Как-то очень скоро, под влиянием водки, которой каждый отдавал честь, стало шумно и весело за столом. Тут, там вспыхнула песня, ее поддержали хором, потом оборвали. Нарышкина нагибалась к Алеше и, обдавая его запахом пудры и французских духов, шептала ему комплименты, чем приводила бедного хохла в сильное смущение. У него даже начинала кружиться голова. Шум, гам, крики нарастали. Несмотря на присутствие фрейлин, срывались соленые солдатские слова, и Алеша, застенчивый, как все малороссы, краснея и смущаясь, косил глазом на соседку, та ничего — глазом не моргнет, только еще веселее и заразительнее смеется.
Сосед Риты Ранцевой, рослый капрал-семеновец, поднял руку в голубом обшлаге, приглашая к вниманию, и пьяным баритоном завел на весь стол:
Ива-а-анушка-мушкетер…
Солдаты со всех концов стола, широко улыбаясь, поглядывая на дам маслеными глазами, дружно и мощно подхватили:
Мушкетер, мушкетер…
— Ну, вот, что задумали петь, — сказала Нарышкина, — стыда у них нет… Солдатчина грубая… Если так пойдет, мы все уйдем.
Песня продолжалась:
На полатях ба…
И сразу на полуслове оборвалась. Так гаснет свеча, когда на нее дунут.

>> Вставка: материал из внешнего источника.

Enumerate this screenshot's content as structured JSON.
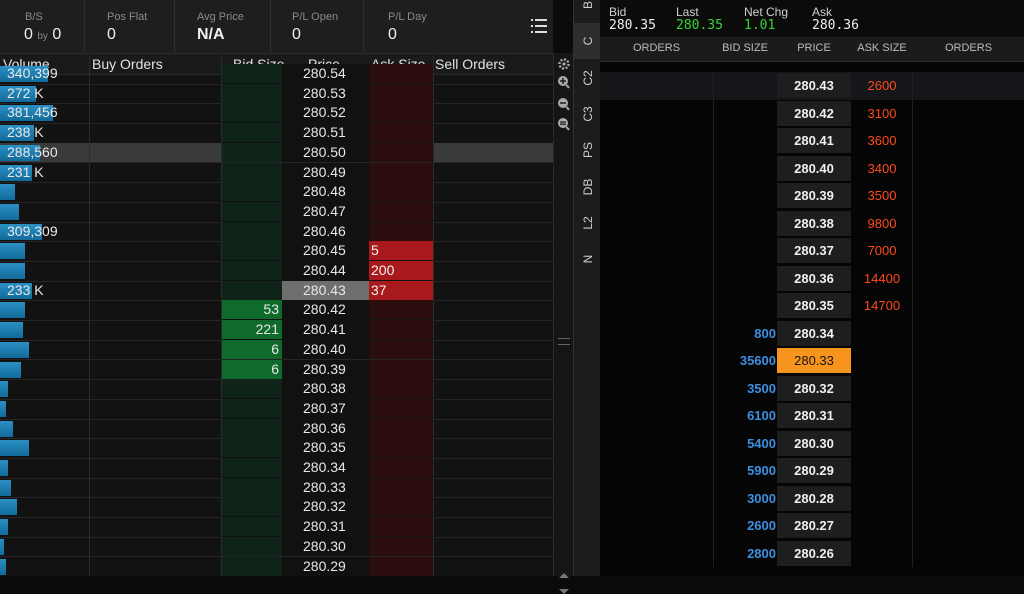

Высокая дверь, ведшая в коридор и на лестницу, распахнулась на обе половинки, за нею показались два арапа-мальчика в красных суконных кафтанах, расшитых золотом. Они несли каждый по тяжелому бронзовому канделябру о пяти зажженных свечах. Сразу посветлело в зале. За арапами шел молодой француз, медик Лесток в светло-синем кафтане, а за ним стройный и прекрасный капитан Преображенского полка, в узком мундире, в лосинах, обтягивающих полные ноги, в белом парике с тонкой косицей с черным бархатным бантом, с обворожительной улыбкой на губах — цесаревна.
Необычайный, неподдельный, искренний восторг охватил всех собравшихся.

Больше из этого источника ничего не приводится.